Con la ayuda de los Evangelios, el sombrerero hacía un esfuerzo por suscitar en su corazón un amor por aquel niño de mirada profunda que gustaba de hacer bromas sobre todo e inventar sombras donde no las había. Pese a su empeño, no sentía al pequeño Julián como hijo de su sangre, ni se reconocía en él. Al niño, por su parte, no parecían interesarle en demasía los sombreros ni las enseñanzas del catecismo. Llegada la Navidad, Julián se entretenía en recomponer las figuras del pesebre y urdir intrigas en las que el niño Jesús había sido raptado por los tres magos de Oriente confines escabrosos. Pronto adquirió la manía de dibujar ángeles con dientes de lobo e inventar historias de espíritus encapuchados que salían de las paredes y se comían las ideas de la gente mientras dormía. Con el tiempo, el sombrerero perdió toda esperanza de enderezar a aquel muchacho hacia una vida de provecho.
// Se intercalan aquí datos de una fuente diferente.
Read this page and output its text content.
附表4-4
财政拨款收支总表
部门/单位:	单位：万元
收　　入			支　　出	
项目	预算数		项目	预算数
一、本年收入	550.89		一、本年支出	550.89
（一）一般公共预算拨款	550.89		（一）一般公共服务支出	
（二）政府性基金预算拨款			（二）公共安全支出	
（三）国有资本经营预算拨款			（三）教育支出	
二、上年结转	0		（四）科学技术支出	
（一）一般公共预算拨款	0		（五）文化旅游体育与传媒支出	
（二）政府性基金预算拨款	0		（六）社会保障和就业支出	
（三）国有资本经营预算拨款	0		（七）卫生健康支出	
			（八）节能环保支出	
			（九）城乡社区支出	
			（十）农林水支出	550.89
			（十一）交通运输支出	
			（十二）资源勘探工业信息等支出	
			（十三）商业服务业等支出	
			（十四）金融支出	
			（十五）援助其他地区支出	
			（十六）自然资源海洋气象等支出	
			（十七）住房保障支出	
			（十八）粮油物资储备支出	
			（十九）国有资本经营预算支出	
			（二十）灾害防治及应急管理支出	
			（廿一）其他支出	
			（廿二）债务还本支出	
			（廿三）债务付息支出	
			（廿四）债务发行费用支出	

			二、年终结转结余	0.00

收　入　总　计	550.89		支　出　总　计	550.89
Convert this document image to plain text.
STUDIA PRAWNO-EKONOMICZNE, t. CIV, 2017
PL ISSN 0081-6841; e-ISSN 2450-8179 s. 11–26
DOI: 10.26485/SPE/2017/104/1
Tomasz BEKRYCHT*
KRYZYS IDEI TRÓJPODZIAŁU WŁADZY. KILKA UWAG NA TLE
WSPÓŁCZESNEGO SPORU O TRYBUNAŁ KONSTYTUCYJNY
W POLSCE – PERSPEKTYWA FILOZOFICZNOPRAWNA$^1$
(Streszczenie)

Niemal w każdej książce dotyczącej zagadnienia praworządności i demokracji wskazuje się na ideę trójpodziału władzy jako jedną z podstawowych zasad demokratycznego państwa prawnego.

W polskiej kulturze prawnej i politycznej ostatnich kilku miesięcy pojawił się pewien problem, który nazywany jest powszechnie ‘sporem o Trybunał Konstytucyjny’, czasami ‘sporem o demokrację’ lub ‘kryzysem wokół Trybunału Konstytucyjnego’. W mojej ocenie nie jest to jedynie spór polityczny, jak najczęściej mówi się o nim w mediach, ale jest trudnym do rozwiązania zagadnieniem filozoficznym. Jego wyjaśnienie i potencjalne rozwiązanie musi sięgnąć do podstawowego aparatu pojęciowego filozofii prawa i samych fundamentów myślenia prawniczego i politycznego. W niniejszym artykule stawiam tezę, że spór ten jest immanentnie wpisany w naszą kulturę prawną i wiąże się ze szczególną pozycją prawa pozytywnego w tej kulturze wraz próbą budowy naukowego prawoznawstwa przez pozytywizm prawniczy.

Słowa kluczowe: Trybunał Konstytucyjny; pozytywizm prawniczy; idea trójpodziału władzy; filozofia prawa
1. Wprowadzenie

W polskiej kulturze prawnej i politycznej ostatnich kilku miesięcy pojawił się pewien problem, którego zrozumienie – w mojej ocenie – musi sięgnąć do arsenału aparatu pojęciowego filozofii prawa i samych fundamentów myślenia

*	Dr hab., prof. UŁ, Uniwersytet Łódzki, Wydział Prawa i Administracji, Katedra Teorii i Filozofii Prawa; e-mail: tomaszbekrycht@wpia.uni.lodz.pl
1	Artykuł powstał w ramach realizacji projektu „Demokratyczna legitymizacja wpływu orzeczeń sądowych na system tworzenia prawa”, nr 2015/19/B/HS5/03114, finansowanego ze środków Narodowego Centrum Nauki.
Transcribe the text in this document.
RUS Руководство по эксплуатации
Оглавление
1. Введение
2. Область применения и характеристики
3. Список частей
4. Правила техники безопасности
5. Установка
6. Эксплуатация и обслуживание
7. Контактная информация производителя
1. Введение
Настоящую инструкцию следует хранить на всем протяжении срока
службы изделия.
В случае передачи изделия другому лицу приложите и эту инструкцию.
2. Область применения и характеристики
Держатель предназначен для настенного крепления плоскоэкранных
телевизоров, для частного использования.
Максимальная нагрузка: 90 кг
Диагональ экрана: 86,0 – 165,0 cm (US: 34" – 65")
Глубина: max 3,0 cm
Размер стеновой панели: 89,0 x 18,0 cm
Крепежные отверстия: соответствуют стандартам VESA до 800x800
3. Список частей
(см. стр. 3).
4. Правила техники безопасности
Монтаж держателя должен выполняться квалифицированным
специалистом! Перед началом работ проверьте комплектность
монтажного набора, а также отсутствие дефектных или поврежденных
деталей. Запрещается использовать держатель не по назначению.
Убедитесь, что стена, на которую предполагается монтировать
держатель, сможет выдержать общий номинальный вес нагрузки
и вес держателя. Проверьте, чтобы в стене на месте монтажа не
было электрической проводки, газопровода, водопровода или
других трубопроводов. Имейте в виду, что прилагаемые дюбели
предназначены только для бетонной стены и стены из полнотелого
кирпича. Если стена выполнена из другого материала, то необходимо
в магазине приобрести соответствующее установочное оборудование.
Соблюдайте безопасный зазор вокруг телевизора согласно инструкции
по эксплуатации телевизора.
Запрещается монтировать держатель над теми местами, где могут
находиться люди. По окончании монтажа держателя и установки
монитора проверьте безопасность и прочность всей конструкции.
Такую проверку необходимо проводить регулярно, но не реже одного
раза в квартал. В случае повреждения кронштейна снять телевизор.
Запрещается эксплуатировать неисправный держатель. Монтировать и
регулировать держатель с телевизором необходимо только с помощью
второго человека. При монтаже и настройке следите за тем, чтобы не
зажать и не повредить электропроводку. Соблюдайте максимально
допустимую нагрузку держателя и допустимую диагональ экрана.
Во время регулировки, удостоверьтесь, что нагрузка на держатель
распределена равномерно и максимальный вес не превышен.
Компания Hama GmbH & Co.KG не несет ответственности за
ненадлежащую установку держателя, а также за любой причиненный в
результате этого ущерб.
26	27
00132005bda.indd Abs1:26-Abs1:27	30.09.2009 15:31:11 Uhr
Aquel niño no era un Fortuny y nunca lo sería. Alegaba que se aburría en el colegio y regresaba con todos sus cuadernos repletos de garabatos de seres monstruosos, serpientes aladas y edificios vivos que caminaban y devoraban a los incautos. Ya por entonces estaba claro que la fantasía y la invención le interesaban infinitamente más que la realidad cotidiana que le rodeaba. De todas las decepciones que atesoró en vida, ninguna le dolió tanto a Antoni Fortuny como aquel hijo que el demonio le había enviado para burlarse de él.